At present, no method is entirely reliable for determining the dietary requirement for indispensable amino acids. The available nitrogen balance data have been shown to yield greatly differing estimates according to the assumptions about unmeasured nitrogen losses and the statistical method employed to analyse the balance data.

Additional Citation

A more active person expends greater amounts of energy, consumes greater amounts of food, and hence has a higher absolute level of protein consumption. Since, with increasing activity, the demand for amino acids and nitrogen increases to a much lesser extent (if at all) than energy demands, it becomes easier to satisfy nitrogen demands, and the amino acid pattern of the diet becomes of lesser importance. In contrast, as activity levels fall, food consumption falls and hence absolute protein intake falls, so any relative imbalance between the pattern of amino acids provided by the diet and the pattern required by the body will become more evident. Thus, at lower levels of food consumption, a diet that might have been adequate for protein at high levels of activity, may no longer be adequate at lower levels of activity.

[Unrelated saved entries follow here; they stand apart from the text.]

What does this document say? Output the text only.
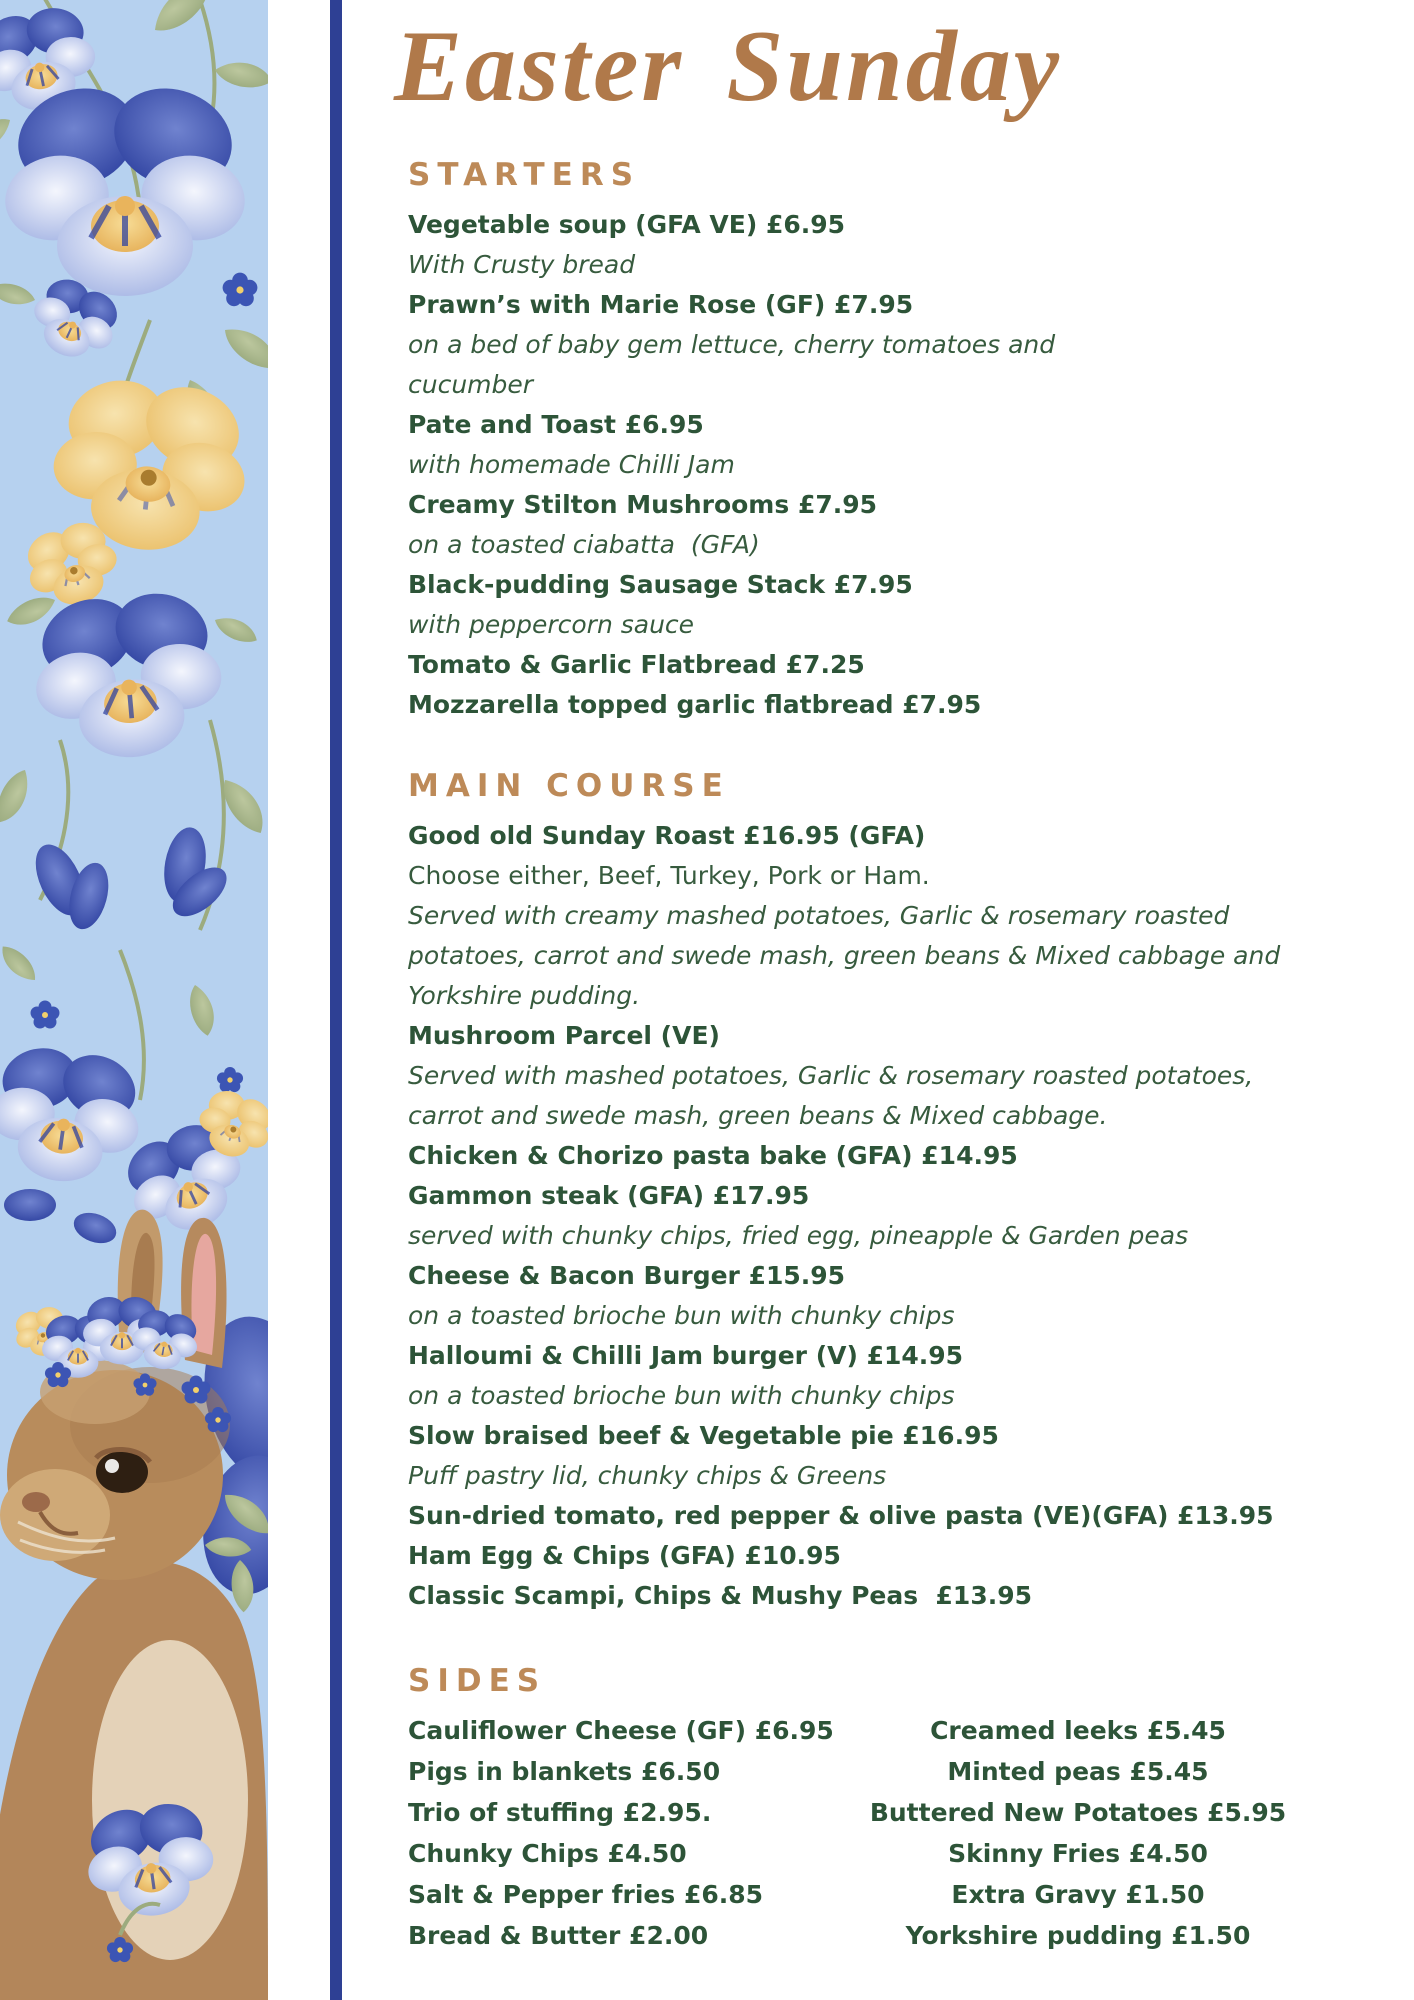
Easter Sunday
STARTERS

Vegetable soup (GFA VE) £6.95

With Crusty bread

Prawn’s with Marie Rose (GF) £7.95

on a bed of baby gem lettuce, cherry tomatoes and

cucumber

Pate and Toast £6.95

with homemade Chilli Jam

Creamy Stilton Mushrooms £7.95

on a toasted ciabatta  (GFA)

Black-pudding Sausage Stack £7.95

with peppercorn sauce

Tomato & Garlic Flatbread £7.25

Mozzarella topped garlic flatbread £7.95

MAIN COURSE

Good old Sunday Roast £16.95 (GFA)

Choose either, Beef, Turkey, Pork or Ham.

Served with creamy mashed potatoes, Garlic & rosemary roasted

potatoes, carrot and swede mash, green beans & Mixed cabbage and

Yorkshire pudding.

Mushroom Parcel (VE)

Served with mashed potatoes, Garlic & rosemary roasted potatoes,

carrot and swede mash, green beans & Mixed cabbage.

Chicken & Chorizo pasta bake (GFA) £14.95

Gammon steak (GFA) £17.95

served with chunky chips, fried egg, pineapple & Garden peas

Cheese & Bacon Burger £15.95

on a toasted brioche bun with chunky chips

Halloumi & Chilli Jam burger (V) £14.95

on a toasted brioche bun with chunky chips

Slow braised beef & Vegetable pie £16.95

Puff pastry lid, chunky chips & Greens

Sun-dried tomato, red pepper & olive pasta (VE)(GFA) £13.95

Ham Egg & Chips (GFA) £10.95

Classic Scampi, Chips & Mushy Peas  £13.95

SIDES

Cauliflower Cheese (GF) £6.95

Pigs in blankets £6.50

Trio of stuffing £2.95.

Chunky Chips £4.50

Salt & Pepper fries £6.85

Bread & Butter £2.00

Creamed leeks £5.45

Minted peas £5.45

Buttered New Potatoes £5.95

Skinny Fries £4.50

Extra Gravy £1.50

Yorkshire pudding £1.50
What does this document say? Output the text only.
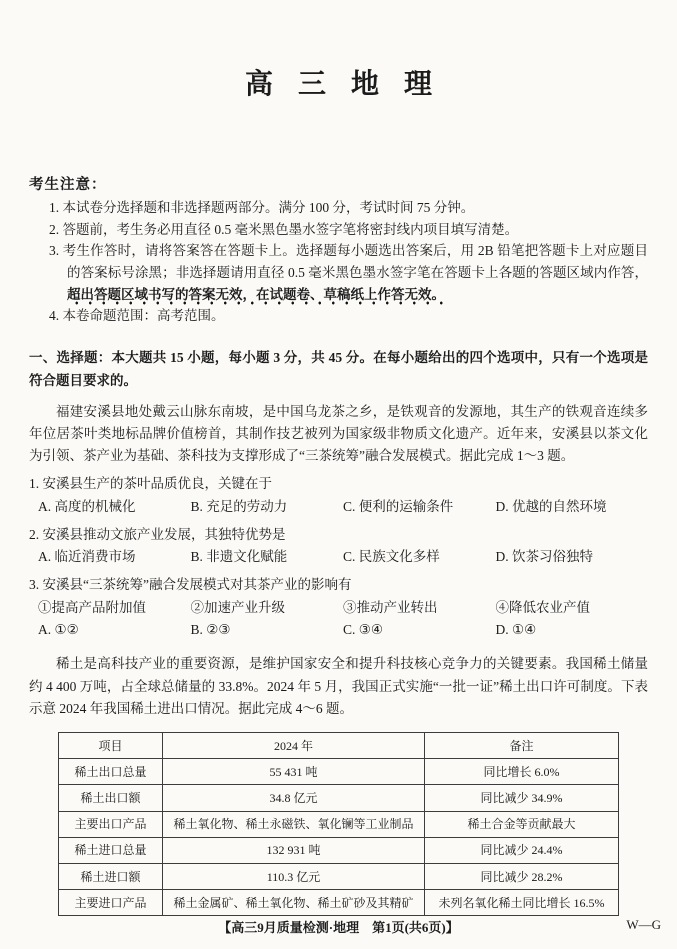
高 三 地 理
考生注意：
1. 本试卷分选择题和非选择题两部分。满分 100 分，考试时间 75 分钟。
2. 答题前，考生务必用直径 0.5 毫米黑色墨水签字笔将密封线内项目填写清楚。
3. 考生作答时，请将答案答在答题卡上。选择题每小题选出答案后，用 2B 铅笔把答题卡上对应题目的答案标号涂黑；非选择题请用直径 0.5 毫米黑色墨水签字笔在答题卡上各题的答题区域内作答，超出答题区域书写的答案无效，在试题卷、草稿纸上作答无效。
4. 本卷命题范围：高考范围。

一、选择题：本大题共 15 小题，每小题 3 分，共 45 分。在每小题给出的四个选项中，只有一个选项是符合题目要求的。

福建安溪县地处戴云山脉东南坡，是中国乌龙茶之乡，是铁观音的发源地，其生产的铁观音连续多年位居茶叶类地标品牌价值榜首，其制作技艺被列为国家级非物质文化遗产。近年来，安溪县以茶文化为引领、茶产业为基础、茶科技为支撑形成了“三茶统筹”融合发展模式。据此完成 1～3 题。

1. 安溪县生产的茶叶品质优良，关键在于

A. 高度的机械化	B. 充足的劳动力	C. 便利的运输条件	D. 优越的自然环境

2. 安溪县推动文旅产业发展，其独特优势是

A. 临近消费市场	B. 非遗文化赋能	C. 民族文化多样	D. 饮茶习俗独特

3. 安溪县“三茶统筹”融合发展模式对其茶产业的影响有

①提高产品附加值	②加速产业升级	③推动产业转出	④降低农业产值
A. ①②	B. ②③	C. ③④	D. ①④

稀土是高科技产业的重要资源，是维护国家安全和提升科技核心竞争力的关键要素。我国稀土储量约 4 400 万吨，占全球总储量的 33.8%。2024 年 5 月，我国正式实施“一批一证”稀土出口许可制度。下表示意 2024 年我国稀土进出口情况。据此完成 4～6 题。

项目	2024 年	备注
稀土出口总量	55 431 吨	同比增长 6.0%
稀土出口额	34.8 亿元	同比减少 34.9%
主要出口产品	稀土氧化物、稀土永磁铁、氧化镧等工业制品	稀土合金等贡献最大
稀土进口总量	132 931 吨	同比减少 24.4%
稀土进口额	110.3 亿元	同比减少 28.2%
主要进口产品	稀土金属矿、稀土氧化物、稀土矿砂及其精矿	未列名氧化稀土同比增长 16.5%
【高三9月质量检测·地理　第1页(共6页)】	W—G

The pathways of amino acid metabolism and interchange are critically dependent upon an adequate micronutrient status, and hence upon the amount and quality of food consumed.

While activity can increase the demand for protein, the extent of this may be minimized by training and by adequate and appropriate energy intake.

The dietary supply of nitrogen-containing compounds into the system is predominantly protein, but also includes free amino acids, nucleotides and creatine, each of which may be important for health. 

 ...There is significant secretion of proteins associated with the processes of digestion and absorption. Most proteins are digested and the resulting amino acids or peptides absorbed

...The “efficiency” of utilization of indispensable amino acids depends upon the total nitrogen and the form of nitrogen in the diet. The higher the total nitrogen in the diet, the lower the consumption of indispensable amino acids to achieve nitrogen balance.

 ...The requirement for indispensable amino acids is not an absolute value, but can be expressed only in relation to the total nitrogen intake. The demonstration that the consumption of any form of dispensable nitrogen reduces the need for indispensable nitrogen implies that at lower levels of total nitrogen consumption, indispensable amino acids are being used inefficiently as a source of nitrogen for the formation of dispensable amino acids.

The human organism can and does tolerate a wide range of dietary protein concentrations at no obvious cost. The difficulty for defining nutritional requirements for protein and amino acids lies in identifying the lower and upper limits of this intake range, beyond which any further adaptation may involve costs of one sort or another.